ECLI:NL:GHSGR:2002:AE5792

Gerechtshof 's-Gravenhage

Datum uitspraak
17 juli 2002
Publicatiedatum
4 april 2013
Zaaknummer
583-R-01
Instantie
Gerechtshof 's-Gravenhage
Type
Uitspraak
Procedures
  • Hoger beroep
Vindplaatsen
  • Rechtspraak.nl

Uitspraak

Uitspraak : 17 juli 2002
Rekestnummer : 583-R-01
Rekestnr. rechtbank : 99-2302
GERECHTSHOF TE 'S-GRAVENHAGE
FAMILIEKAMER
B e s c h i k k i n g
in de zaak van
[appellant],
wonende te [woonplaats], Duitsland,
verzoeker in hoger beroep,
hierna te noemen: de vrouw,
procureur mr. H.J.A. Knijff,
tegen
[geïntimeerde],
wonende te [woonplaats],
verweerder in hoger beroep,
hierna te noemen: man,
procureur mr. R.K. van der Brugge.
PROCESVERLOOP
De vrouw is [in] 2001 in hoger beroep gekomen van een beschik-king van de rechtbank te [Y] [in] 2001.
De man heeft geen verweerschrift ingediend.
Van de zijde van de vrouw zijn er bij het hof een brief met bijlagen en faxberichten ingekomen, gedateerd 1 augustus 2001, 3 april 2002 en 4 april 2002.
Van de zijde van de man zijn bij het hof brieven (al dan niet met bijlagen) ingekomen, gedateerd 28 maart 2002 en 4 april 2002.
De partijen hebben afgezien van een mondelinge behandeling, bij voornoemde faxberichten van de vrouw en bij de laatstgenoemde brief van de man.

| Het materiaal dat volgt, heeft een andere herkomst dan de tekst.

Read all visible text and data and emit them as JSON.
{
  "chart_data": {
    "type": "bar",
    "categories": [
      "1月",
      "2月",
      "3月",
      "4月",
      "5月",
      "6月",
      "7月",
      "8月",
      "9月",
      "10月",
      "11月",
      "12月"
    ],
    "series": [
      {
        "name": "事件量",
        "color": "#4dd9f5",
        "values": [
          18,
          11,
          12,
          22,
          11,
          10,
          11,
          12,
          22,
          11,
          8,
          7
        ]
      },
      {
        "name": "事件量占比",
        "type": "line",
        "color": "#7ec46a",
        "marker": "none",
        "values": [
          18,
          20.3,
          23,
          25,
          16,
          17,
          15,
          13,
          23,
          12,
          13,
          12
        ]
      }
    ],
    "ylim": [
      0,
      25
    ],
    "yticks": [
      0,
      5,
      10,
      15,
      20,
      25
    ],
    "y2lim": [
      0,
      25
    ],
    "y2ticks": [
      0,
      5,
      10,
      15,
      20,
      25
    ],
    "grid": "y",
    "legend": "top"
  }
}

Om die reden heeft de door het hof bepaalde mondelinge behandeling geen doorgang gevonden.
Op verzoek van het hof heeft de vrouw bij brief van 11 april 2002 drie verklaringen van de gemeente Den Haag overgelegd.
VASTSTAANDE FEITEN
Op grond van de stukken en het verhandelde ter terechtzit-ting staat - voor zover in hoger beroep van belang - tussen de partijen het volgende vast.

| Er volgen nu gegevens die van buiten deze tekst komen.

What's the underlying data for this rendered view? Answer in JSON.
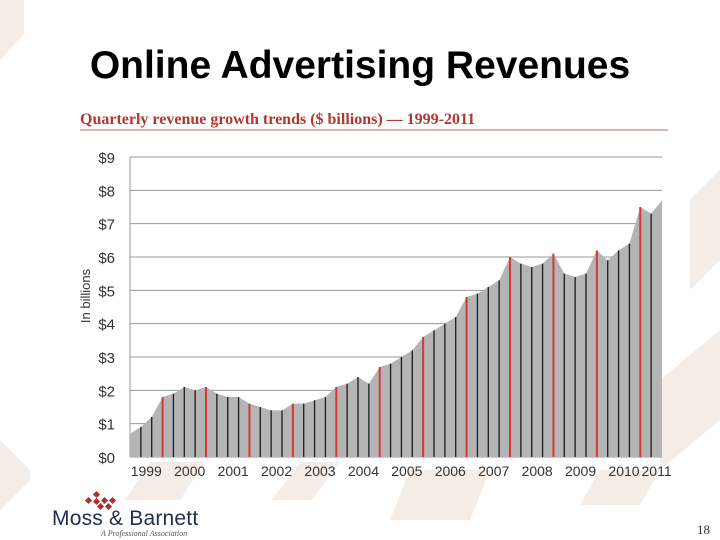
{
  "slide": {
    "title": "Online Advertising Revenues",
    "page_number": "18",
    "logo": {
      "name": "Moss & Barnett",
      "tagline": "A Professional Association"
    }
  },
  "colors": {
    "area_fill": "#b4b4b4",
    "q4_line": "#d7372e",
    "quarter_line": "#1a1a1a",
    "chart_title": "#b5362c",
    "background_chevron": "#f6ece6",
    "logo_red": "#b62b2b"
  },
  "chart_data": {
    "type": "area",
    "title": "Quarterly revenue growth trends ($ billions) — 1999-2011",
    "ylabel": "In billions",
    "xlabel": "",
    "ylim": [
      0,
      9
    ],
    "y_ticks": [
      "$0",
      "$1",
      "$2",
      "$3",
      "$4",
      "$5",
      "$6",
      "$7",
      "$8",
      "$9"
    ],
    "x_ticks": [
      "1999",
      "2000",
      "2001",
      "2002",
      "2003",
      "2004",
      "2005",
      "2006",
      "2007",
      "2008",
      "2009",
      "2010",
      "2011"
    ],
    "grid": true,
    "highlight": "Q4 quarters marked with red lines",
    "quarters": [
      "Q1 1999",
      "Q2 1999",
      "Q3 1999",
      "Q4 1999",
      "Q1 2000",
      "Q2 2000",
      "Q3 2000",
      "Q4 2000",
      "Q1 2001",
      "Q2 2001",
      "Q3 2001",
      "Q4 2001",
      "Q1 2002",
      "Q2 2002",
      "Q3 2002",
      "Q4 2002",
      "Q1 2003",
      "Q2 2003",
      "Q3 2003",
      "Q4 2003",
      "Q1 2004",
      "Q2 2004",
      "Q3 2004",
      "Q4 2004",
      "Q1 2005",
      "Q2 2005",
      "Q3 2005",
      "Q4 2005",
      "Q1 2006",
      "Q2 2006",
      "Q3 2006",
      "Q4 2006",
      "Q1 2007",
      "Q2 2007",
      "Q3 2007",
      "Q4 2007",
      "Q1 2008",
      "Q2 2008",
      "Q3 2008",
      "Q4 2008",
      "Q1 2009",
      "Q2 2009",
      "Q3 2009",
      "Q4 2009",
      "Q1 2010",
      "Q2 2010",
      "Q3 2010",
      "Q4 2010",
      "Q1 2011",
      "Q2 2011"
    ],
    "values": [
      0.7,
      0.9,
      1.2,
      1.8,
      1.9,
      2.1,
      2.0,
      2.1,
      1.9,
      1.8,
      1.8,
      1.6,
      1.5,
      1.4,
      1.4,
      1.6,
      1.6,
      1.7,
      1.8,
      2.1,
      2.2,
      2.4,
      2.2,
      2.7,
      2.8,
      3.0,
      3.2,
      3.6,
      3.8,
      4.0,
      4.2,
      4.8,
      4.9,
      5.1,
      5.3,
      6.0,
      5.8,
      5.7,
      5.8,
      6.1,
      5.5,
      5.4,
      5.5,
      6.2,
      5.9,
      6.2,
      6.4,
      7.5,
      7.3,
      7.7
    ]
  }
}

De partijen zijn [in] 1987 gehuwd. Uit dit huwelijk zijn de volgende nog minderjarige kinderen geboren:
[in] 1988,
[in] 1990 en
[in] 27 december 1997. De kinderen hebben de Nederlandse nationaliteit. Zij verblijven - met schriftelijke toestemming van de man - bij de vrouw in Duitsland.

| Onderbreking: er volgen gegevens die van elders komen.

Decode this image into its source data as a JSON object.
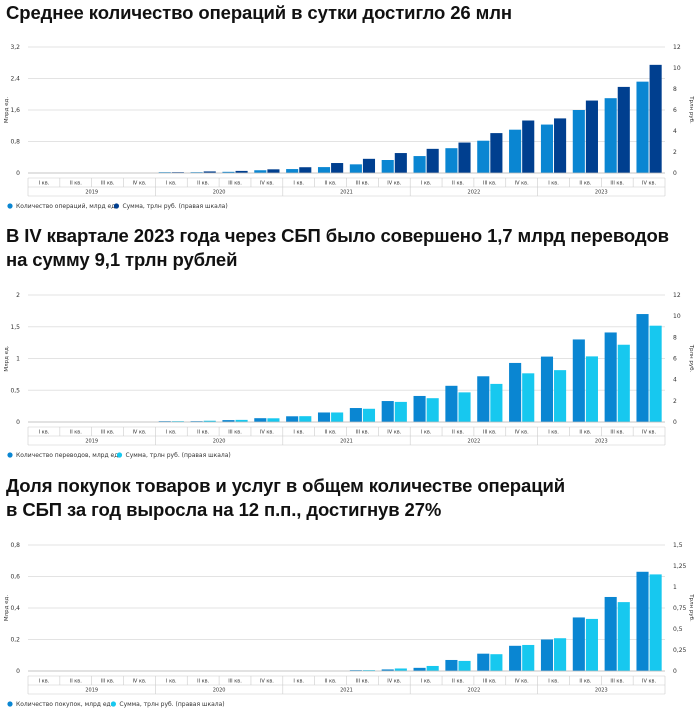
{
  "colors": {
    "dark_blue": "#003f8f",
    "mid_blue": "#0a86d2",
    "cyan": "#17c8ef",
    "grid": "#e3e3e3",
    "text": "#333333"
  },
  "quarters": [
    "I кв.",
    "II кв.",
    "III кв.",
    "IV кв."
  ],
  "years": [
    "2019",
    "2020",
    "2021",
    "2022",
    "2023"
  ],
  "chart_data": [
    {
      "type": "bar",
      "title": "Среднее количество операций в сутки достигло 26 млн",
      "ylabel": "Млрд ед.",
      "y2label": "Трлн руб.",
      "ylim": [
        0,
        3.2
      ],
      "y_ticks": [
        "0",
        "0,8",
        "1,6",
        "2,4",
        "3,2"
      ],
      "y2lim": [
        0,
        12
      ],
      "y2_ticks": [
        "0",
        "2",
        "4",
        "6",
        "8",
        "10",
        "12"
      ],
      "series": [
        {
          "name": "Количество операций, млрд ед.",
          "color": "#0a86d2",
          "axis": "left",
          "values": [
            0,
            0,
            0,
            0,
            0.002,
            0.01,
            0.03,
            0.07,
            0.1,
            0.15,
            0.22,
            0.33,
            0.43,
            0.63,
            0.82,
            1.1,
            1.23,
            1.6,
            1.9,
            2.32
          ]
        },
        {
          "name": "Сумма, трлн руб. (правая шкала)",
          "color": "#003f8f",
          "axis": "right",
          "values": [
            0,
            0,
            0,
            0,
            0.05,
            0.15,
            0.2,
            0.35,
            0.55,
            0.95,
            1.35,
            1.9,
            2.3,
            2.9,
            3.8,
            5.0,
            5.2,
            6.9,
            8.2,
            10.3
          ]
        }
      ]
    },
    {
      "type": "bar",
      "title": "В IV квартале 2023 года через СБП было совершено 1,7 млрд переводов на сумму 9,1 трлн рублей",
      "title_lines": [
        "В IV квартале 2023 года через СБП было совершено 1,7 млрд переводов",
        "на сумму 9,1 трлн рублей"
      ],
      "ylabel": "Млрд ед.",
      "y2label": "Трлн руб.",
      "ylim": [
        0,
        2
      ],
      "y_ticks": [
        "0",
        "0,5",
        "1",
        "1,5",
        "2"
      ],
      "y2lim": [
        0,
        12
      ],
      "y2_ticks": [
        "0",
        "2",
        "4",
        "6",
        "8",
        "10",
        "12"
      ],
      "series": [
        {
          "name": "Количество переводов, млрд ед.",
          "color": "#0a86d2",
          "axis": "left",
          "values": [
            0,
            0,
            0,
            0,
            0.003,
            0.01,
            0.03,
            0.06,
            0.09,
            0.15,
            0.22,
            0.33,
            0.41,
            0.57,
            0.72,
            0.93,
            1.03,
            1.3,
            1.41,
            1.7
          ]
        },
        {
          "name": "Сумма, трлн руб. (правая шкала)",
          "color": "#17c8ef",
          "axis": "right",
          "values": [
            0,
            0,
            0,
            0,
            0.05,
            0.12,
            0.2,
            0.35,
            0.55,
            0.9,
            1.25,
            1.9,
            2.25,
            2.8,
            3.6,
            4.6,
            4.9,
            6.2,
            7.3,
            9.1
          ]
        }
      ]
    },
    {
      "type": "bar",
      "title": "Доля покупок товаров и услуг в общем количестве операций в СБП за год выросла на 12 п.п., достигнув 27%",
      "title_lines": [
        "Доля покупок товаров и услуг в общем количестве операций",
        "в СБП за год выросла на 12 п.п., достигнув 27%"
      ],
      "ylabel": "Млрд ед.",
      "y2label": "Трлн руб.",
      "ylim": [
        0,
        0.8
      ],
      "y_ticks": [
        "0",
        "0,2",
        "0,4",
        "0,6",
        "0,8"
      ],
      "y2lim": [
        0,
        1.5
      ],
      "y2_ticks": [
        "0",
        "0,25",
        "0,5",
        "0,75",
        "1",
        "1,25",
        "1,5"
      ],
      "series": [
        {
          "name": "Количество покупок, млрд ед.",
          "color": "#0a86d2",
          "axis": "left",
          "values": [
            0,
            0,
            0,
            0,
            0,
            0,
            0,
            0,
            0,
            0,
            0.004,
            0.01,
            0.02,
            0.07,
            0.11,
            0.16,
            0.2,
            0.34,
            0.47,
            0.63
          ]
        },
        {
          "name": "Сумма, трлн руб. (правая шкала)",
          "color": "#17c8ef",
          "axis": "right",
          "values": [
            0,
            0,
            0,
            0,
            0,
            0,
            0,
            0,
            0,
            0,
            0.01,
            0.03,
            0.06,
            0.12,
            0.2,
            0.31,
            0.39,
            0.62,
            0.82,
            1.15
          ]
        }
      ]
    }
  ]
}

De vrouw heeft [in] 1999 bij de rec[Y] een verzoek tot echtschei-ding met nevenverzoeken ingediend. Zij verzocht, na aanvulling van haar verzoek:
- te bepalen dat uitsluitend zijzelf zal worden belast met het gezag over de kinderen, met de vaststelling van een omgangsregeling tussen de kinderen en de man, waarvoor zij een voorstel deed,
- de kinderalimentatie vast te stellen op ƒ 250,- per maand per kind,
- de alimentatie voor haarzelf vast te stellen op ƒ 1.500,- per maand,
- de man te verplichten om binnen een week na de datum van de te geven beschikking kinderbijslag en achterstallige kinderbijslag van een jaar geleden aan te vragen - bij ge-breke waarvan de man het daarmee gemoeide bedrag aan de vrouw verschuldigd zal zijn - en te bepalen dat de man de door hem te ontvangen bedragen binnen een week na ontvangst zal doorbetalen aan de vrouw.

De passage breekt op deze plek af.